One might argue that technological advance produces many more jobs than it destroys. The coming of the automobile put a number of blacksmiths out of business. It craeted, however, a far greater number of automobile-related jobs and vastly expanded and broadened the need for gasoline, rubber and highways.There will be more work, more jobs by far, in a robotized society than in a nonrobotized one.
Nevertheless, this is an overall, long-range viewpoint that does not take into account the individual tragedies that take place while society slowly settles into some new mode.

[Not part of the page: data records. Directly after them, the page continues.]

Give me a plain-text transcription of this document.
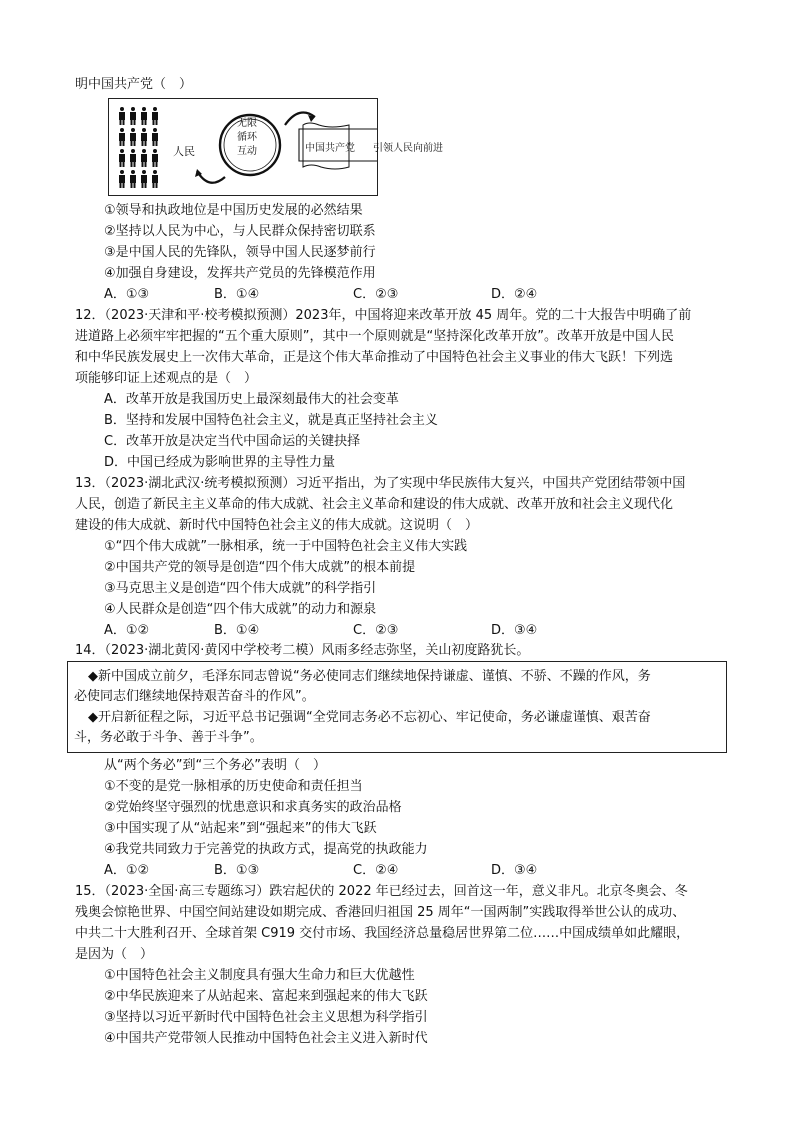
明中国共产党（　）
人民
无限
循环
互动	中国共产党 引领人民向前进
①领导和执政地位是中国历史发展的必然结果
②坚持以人民为中心，与人民群众保持密切联系
③是中国人民的先锋队，领导中国人民逐梦前行
④加强自身建设，发挥共产党员的先锋模范作用
A．①③	B．①④	C．②③	D．②④
12．（2023·天津和平·校考模拟预测）2023年，中国将迎来改革开放 45 周年。党的二十大报告中明确了前
进道路上必须牢牢把握的“五个重大原则”，其中一个原则就是“坚持深化改革开放”。改革开放是中国人民
和中华民族发展史上一次伟大革命，正是这个伟大革命推动了中国特色社会主义事业的伟大飞跃！下列选
项能够印证上述观点的是（　）
A．改革开放是我国历史上最深刻最伟大的社会变革
B．坚持和发展中国特色社会主义，就是真正坚持社会主义
C．改革开放是决定当代中国命运的关键抉择
D．中国已经成为影响世界的主导性力量
13．（2023·湖北武汉·统考模拟预测）习近平指出，为了实现中华民族伟大复兴，中国共产党团结带领中国
人民，创造了新民主主义革命的伟大成就、社会主义革命和建设的伟大成就、改革开放和社会主义现代化
建设的伟大成就、新时代中国特色社会主义的伟大成就。这说明（　）
①“四个伟大成就”一脉相承，统一于中国特色社会主义伟大实践
②中国共产党的领导是创造“四个伟大成就”的根本前提
③马克思主义是创造“四个伟大成就”的科学指引
④人民群众是创造“四个伟大成就”的动力和源泉
A．①②	B．①④	C．②③	D．③④
14．（2023·湖北黄冈·黄冈中学校考二模）风雨多经志弥坚，关山初度路犹长。
◆新中国成立前夕，毛泽东同志曾说“务必使同志们继续地保持谦虚、谨慎、不骄、不躁的作风，务
必使同志们继续地保持艰苦奋斗的作风”。
◆开启新征程之际，习近平总书记强调“全党同志务必不忘初心、牢记使命，务必谦虚谨慎、艰苦奋
斗，务必敢于斗争、善于斗争”。
从“两个务必”到“三个务必”表明（　）
①不变的是党一脉相承的历史使命和责任担当
②党始终坚守强烈的忧患意识和求真务实的政治品格
③中国实现了从“站起来”到“强起来”的伟大飞跃
④我党共同致力于完善党的执政方式，提高党的执政能力
A．①②	B．①③	C．②④	D．③④
15．（2023·全国·高三专题练习）跌宕起伏的 2022 年已经过去，回首这一年，意义非凡。北京冬奥会、冬
残奥会惊艳世界、中国空间站建设如期完成、香港回归祖国 25 周年“一国两制”实践取得举世公认的成功、
中共二十大胜利召开、全球首架 C919 交付市场、我国经济总量稳居世界第二位……中国成绩单如此耀眼，
是因为（　）
①中国特色社会主义制度具有强大生命力和巨大优越性
②中华民族迎来了从站起来、富起来到强起来的伟大飞跃
③坚持以习近平新时代中国特色社会主义思想为科学指引
④中国共产党带领人民推动中国特色社会主义进入新时代
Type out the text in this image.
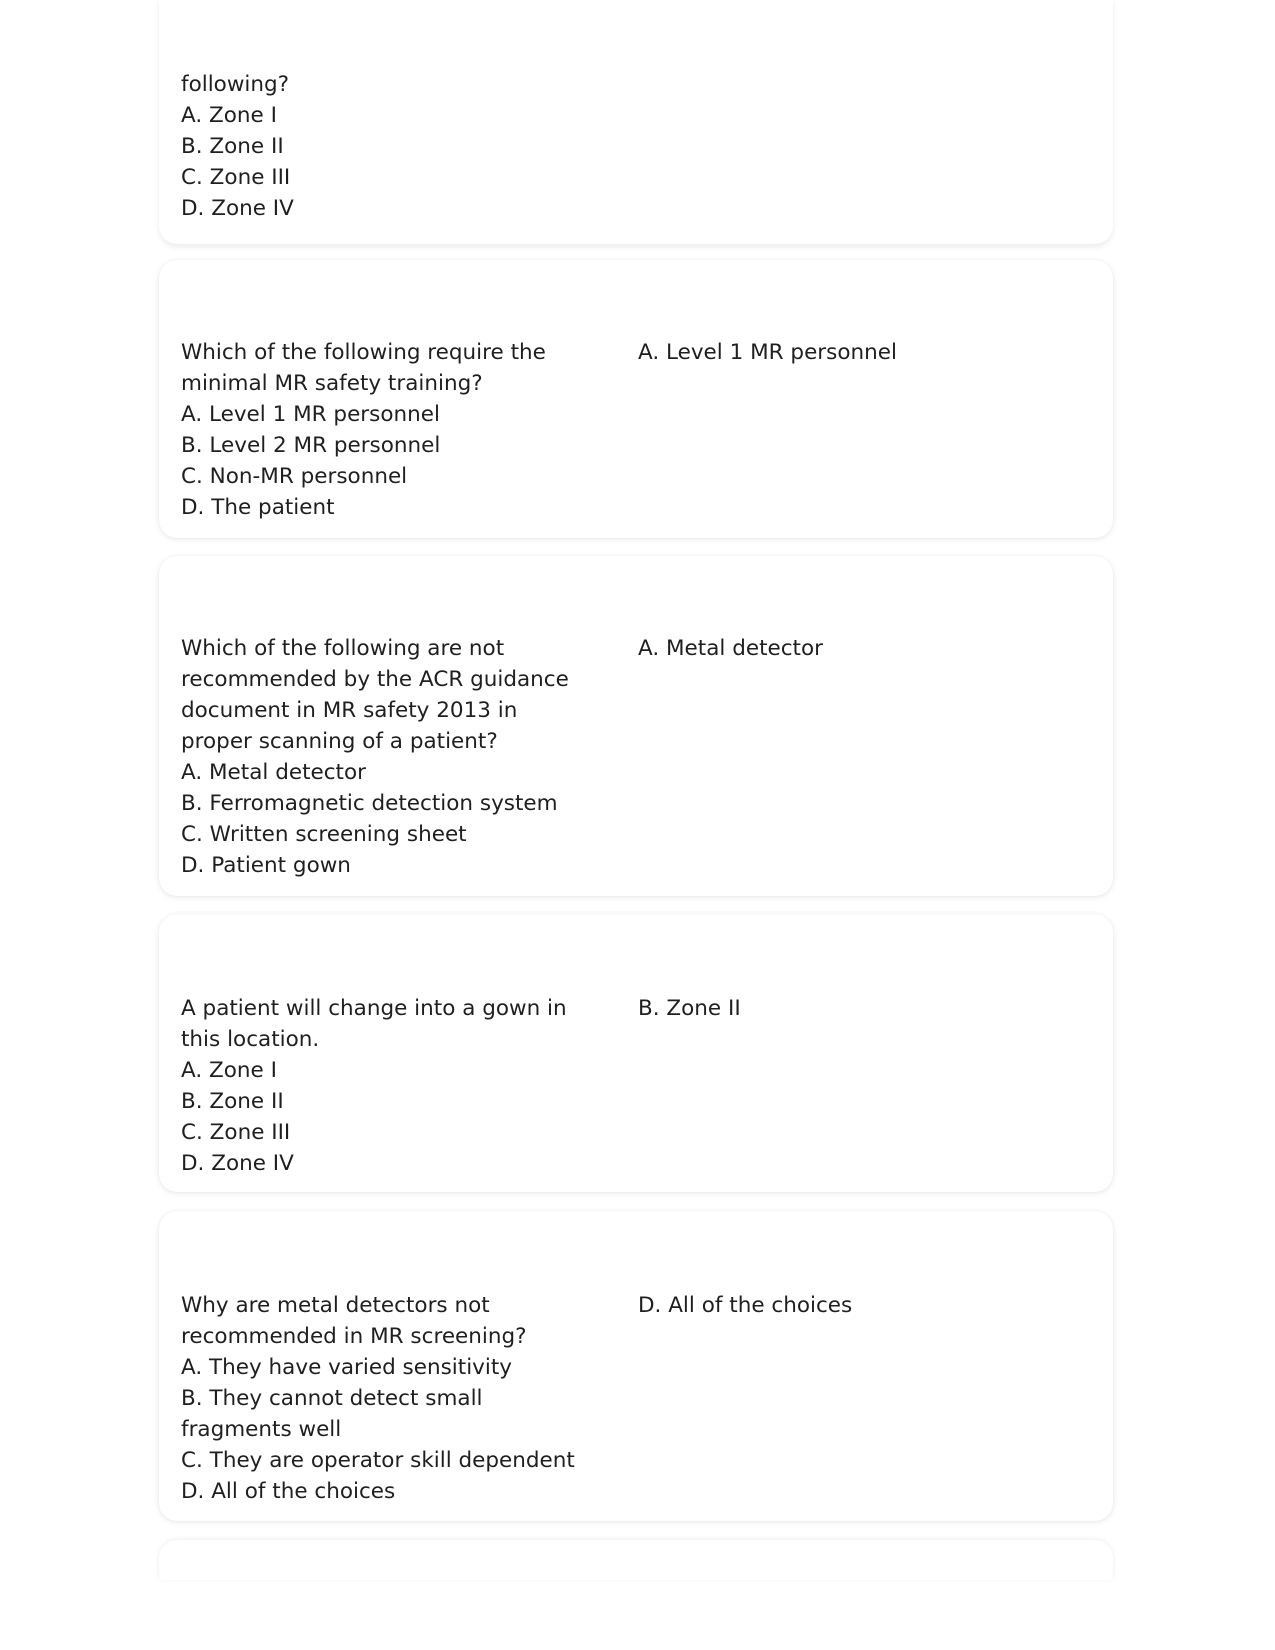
following?
A. Zone I
B. Zone II
C. Zone III
D. Zone IV
Which of the following require the minimal MR safety training?
A. Level 1 MR personnel
B. Level 2 MR personnel
C. Non-MR personnel
D. The patient
A. Level 1 MR personnel
Which of the following are not recommended by the ACR guidance document in MR safety 2013 in proper scanning of a patient?
A. Metal detector
B. Ferromagnetic detection system
C. Written screening sheet
D. Patient gown
A. Metal detector
A patient will change into a gown in this location.
A. Zone I
B. Zone II
C. Zone III
D. Zone IV
B. Zone II
Why are metal detectors not recommended in MR screening?
A. They have varied sensitivity
B. They cannot detect small fragments well
C. They are operator skill dependent
D. All of the choices
D. All of the choices
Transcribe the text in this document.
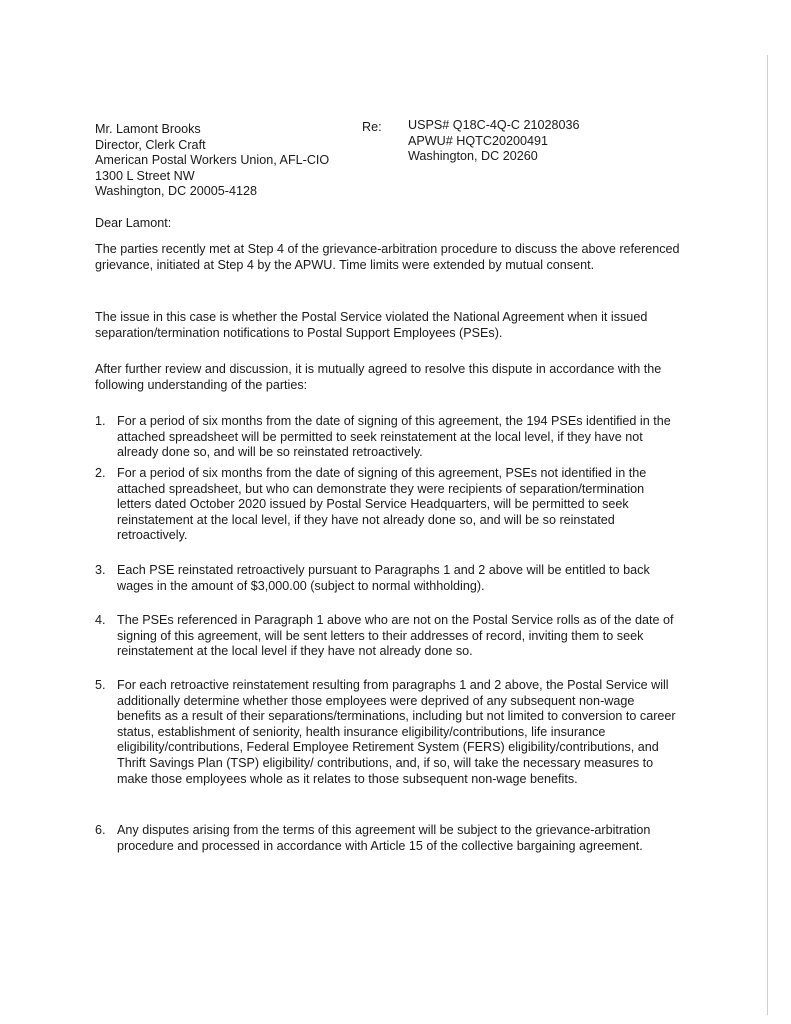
Mr. Lamont Brooks
Director, Clerk Craft
American Postal Workers Union, AFL-CIO
1300 L Street NW
Washington, DC 20005-4128
Re: USPS# Q18C-4Q-C 21028036
APWU# HQTC20200491
Washington, DC 20260
Dear Lamont:
The parties recently met at Step 4 of the grievance-arbitration procedure to discuss the above referenced grievance, initiated at Step 4 by the APWU. Time limits were extended by mutual consent.
The issue in this case is whether the Postal Service violated the National Agreement when it issued separation/termination notifications to Postal Support Employees (PSEs).
After further review and discussion, it is mutually agreed to resolve this dispute in accordance with the following understanding of the parties:
1. For a period of six months from the date of signing of this agreement, the 194 PSEs identified in the attached spreadsheet will be permitted to seek reinstatement at the local level, if they have not already done so, and will be so reinstated retroactively.
2. For a period of six months from the date of signing of this agreement, PSEs not identified in the attached spreadsheet, but who can demonstrate they were recipients of separation/termination letters dated October 2020 issued by Postal Service Headquarters, will be permitted to seek reinstatement at the local level, if they have not already done so, and will be so reinstated retroactively.
3. Each PSE reinstated retroactively pursuant to Paragraphs 1 and 2 above will be entitled to back wages in the amount of $3,000.00 (subject to normal withholding).
4. The PSEs referenced in Paragraph 1 above who are not on the Postal Service rolls as of the date of signing of this agreement, will be sent letters to their addresses of record, inviting them to seek reinstatement at the local level if they have not already done so.
5. For each retroactive reinstatement resulting from paragraphs 1 and 2 above, the Postal Service will additionally determine whether those employees were deprived of any subsequent non-wage benefits as a result of their separations/terminations, including but not limited to conversion to career status, establishment of seniority, health insurance eligibility/contributions, life insurance eligibility/contributions, Federal Employee Retirement System (FERS) eligibility/contributions, and Thrift Savings Plan (TSP) eligibility/ contributions, and, if so, will take the necessary measures to make those employees whole as it relates to those subsequent non-wage benefits.
6. Any disputes arising from the terms of this agreement will be subject to the grievance-arbitration procedure and processed in accordance with Article 15 of the collective bargaining agreement.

When one job disappears, a new job may not have appeared, or most likely, may be totally different in narure. An assembly-line worker, who has been tightening bolts, cannot simply abandon his work and at a moment's notice take a new job and become, say, a robot repairman.
The jobs that are lost to robots are precisely those mechanical, repetitive, noncreative ones that a robot can do. The new jobs will require considerable specialized knowledge and power of thought - or they will be lost to robots, too. What's more, technological change has been steadily accelerating over the millennia of human history so that the dislocation produced by the 'robot revolution' will come upon us much more rapidly and over a far greater portion of the world than similar dislocations such as those of the Industrial Revolution in its beginnings two centuries ago. Clearly, we cannot wait for these dislocations to heal themselves.
If society is to be kept stable, there must be serious efforts to minimize the pain and trauma of the transition period. With a proper revolution on education, a new generation should arise that will fit into a computerized and robotized world, one that will from childhood be trained into creativity to do the kind of work robots cannot do.
530 words

Annotations:
humanoid - human-like
lever - Hebel
versatile - performing variuous tasks
to stultify - to deaden, opp. of to stimulate
to debase - to degrade
endeavours - tasks
bolt - Schraube
to abandon - to give up
at a moment's notice - with no advance warning
dislocation - Verdrängung

Possible assignments:
1. Summarize the text in your own words (no more than 170 words).
2. Describe a humanoid robot as presented in one of the SF stories you have read and say if you would like such a robot become reality.
3. What text type is this, point out its typical features, and say where you would expect such a text to be published.
4. Discuss the value of paid work. Do people only work for the money's sake? Substantiate your opinion.
5. As to the last paragraph, do you have the feeling as if the proper revolution is taking place?

Quelle: Summit, Grundkurs/Leistungskurs Englisch, Schöningh Verlag 1992.